In the study, the researchers identified a mutant of a known strain of microscopic algae that allows, for the first time, the production of green hydrogen gas via photosynthesis on a scale suited to industrial requirements.
The researchers noted that green hydrogen can be used to power various types of electric vehicles, and for several years it has already been used to power bicycles and cars whose polluting lithium battery is replaced by a fuel cell that converts hydrogen to electricity.
The researchers added that the production of green hydrogen is possible through solar panels wired to devices that perform water breakdown into hydrogen and oxygen (electrolyzers), but this process is expensive due to the fact that it requires precious metals and distilled water.
Instead, or in addition, biological processes can be used to produce hydrogen. In nature, hydrogen is produced as a by-product of photosynthesis for periods of minutes by micro-algae, unicellular algae found in every water reservoir and even in the soil. But for this process to become a sustainable source of energy, man must engineer micro-algae strains that produce hydrogen for days and weeks.

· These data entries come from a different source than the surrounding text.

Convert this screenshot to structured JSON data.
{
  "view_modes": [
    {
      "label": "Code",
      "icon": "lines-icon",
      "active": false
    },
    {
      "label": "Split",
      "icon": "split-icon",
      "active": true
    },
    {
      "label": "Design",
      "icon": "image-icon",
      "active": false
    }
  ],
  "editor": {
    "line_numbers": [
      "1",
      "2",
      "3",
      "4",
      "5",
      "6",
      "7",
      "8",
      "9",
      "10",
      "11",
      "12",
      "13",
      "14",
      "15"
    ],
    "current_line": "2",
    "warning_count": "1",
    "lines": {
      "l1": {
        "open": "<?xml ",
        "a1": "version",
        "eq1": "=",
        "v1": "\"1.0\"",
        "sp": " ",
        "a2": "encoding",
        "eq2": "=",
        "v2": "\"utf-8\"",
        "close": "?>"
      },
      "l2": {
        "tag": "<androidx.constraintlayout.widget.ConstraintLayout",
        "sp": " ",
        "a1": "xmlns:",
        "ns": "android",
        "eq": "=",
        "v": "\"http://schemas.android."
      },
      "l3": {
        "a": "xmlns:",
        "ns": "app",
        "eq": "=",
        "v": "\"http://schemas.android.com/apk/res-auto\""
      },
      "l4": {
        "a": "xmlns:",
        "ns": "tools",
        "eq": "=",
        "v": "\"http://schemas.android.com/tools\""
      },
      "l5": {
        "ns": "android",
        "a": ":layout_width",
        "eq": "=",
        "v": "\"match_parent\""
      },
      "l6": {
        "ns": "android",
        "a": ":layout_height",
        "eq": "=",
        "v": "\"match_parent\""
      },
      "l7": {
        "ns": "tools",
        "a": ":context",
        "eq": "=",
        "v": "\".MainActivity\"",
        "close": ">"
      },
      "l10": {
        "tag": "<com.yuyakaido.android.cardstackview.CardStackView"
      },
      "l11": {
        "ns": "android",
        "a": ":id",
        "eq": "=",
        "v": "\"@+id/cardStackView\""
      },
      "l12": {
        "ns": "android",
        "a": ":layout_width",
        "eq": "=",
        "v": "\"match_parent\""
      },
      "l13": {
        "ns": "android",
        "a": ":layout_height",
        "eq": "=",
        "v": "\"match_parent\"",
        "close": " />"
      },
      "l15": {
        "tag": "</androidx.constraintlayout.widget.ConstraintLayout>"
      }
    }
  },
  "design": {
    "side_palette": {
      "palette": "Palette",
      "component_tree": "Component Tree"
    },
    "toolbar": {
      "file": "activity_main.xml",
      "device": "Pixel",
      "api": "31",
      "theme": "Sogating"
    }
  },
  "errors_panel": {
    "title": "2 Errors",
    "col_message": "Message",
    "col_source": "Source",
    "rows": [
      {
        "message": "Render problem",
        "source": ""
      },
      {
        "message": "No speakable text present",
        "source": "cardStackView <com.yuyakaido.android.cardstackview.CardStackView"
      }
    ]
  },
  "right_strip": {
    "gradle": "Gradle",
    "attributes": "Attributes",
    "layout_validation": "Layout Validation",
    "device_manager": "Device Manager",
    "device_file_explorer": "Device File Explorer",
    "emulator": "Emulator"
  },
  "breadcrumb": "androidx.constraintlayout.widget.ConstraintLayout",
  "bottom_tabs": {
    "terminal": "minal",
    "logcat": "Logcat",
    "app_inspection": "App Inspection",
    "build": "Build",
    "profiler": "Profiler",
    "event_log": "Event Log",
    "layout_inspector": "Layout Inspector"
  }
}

Yacoby explained that as part of the laboratory tests, the researchers identified a new mutant in microscopic algae that prevents oxygen from accumulating at any lighting intensity. The team, therefore, suggested that continuous hydrogen production could be achieved from it.
With the help of bioreactor measurements in liter volumes, they were indeed able to prove that hydrogen can be produced continuously for more than 12 days. “The new mutant overcomes two major barriers that have so far prevented continuous production of hydrogen,” said Yacoby.
“The first barrier is the accumulation of oxygen in the process of photosynthesis. As a rule, oxygen poisons the enzyme that produces hydrogen in algae, but in the mutation, increased respiration eliminates the oxygen and allows favorable conditions for continuous hydrogen production. The second barrier is the loss of energy to competing processes, including carbon dioxide fixation into sugar. It, too, has been solved in the mutant and most of the energy is being channeled for continuous hydrogen production.”
The team members are now working on a pilot program for larger volumes and the development of methods that will allow the time of hydrogen harvest to be extended so as to reduce its cost to competitive levels. “The rate of hydrogen production from the new mutant reaches one-tenth of the possible theoretical rate, and with the help of further research it is possible to improve it even further,” Yacoby concluded.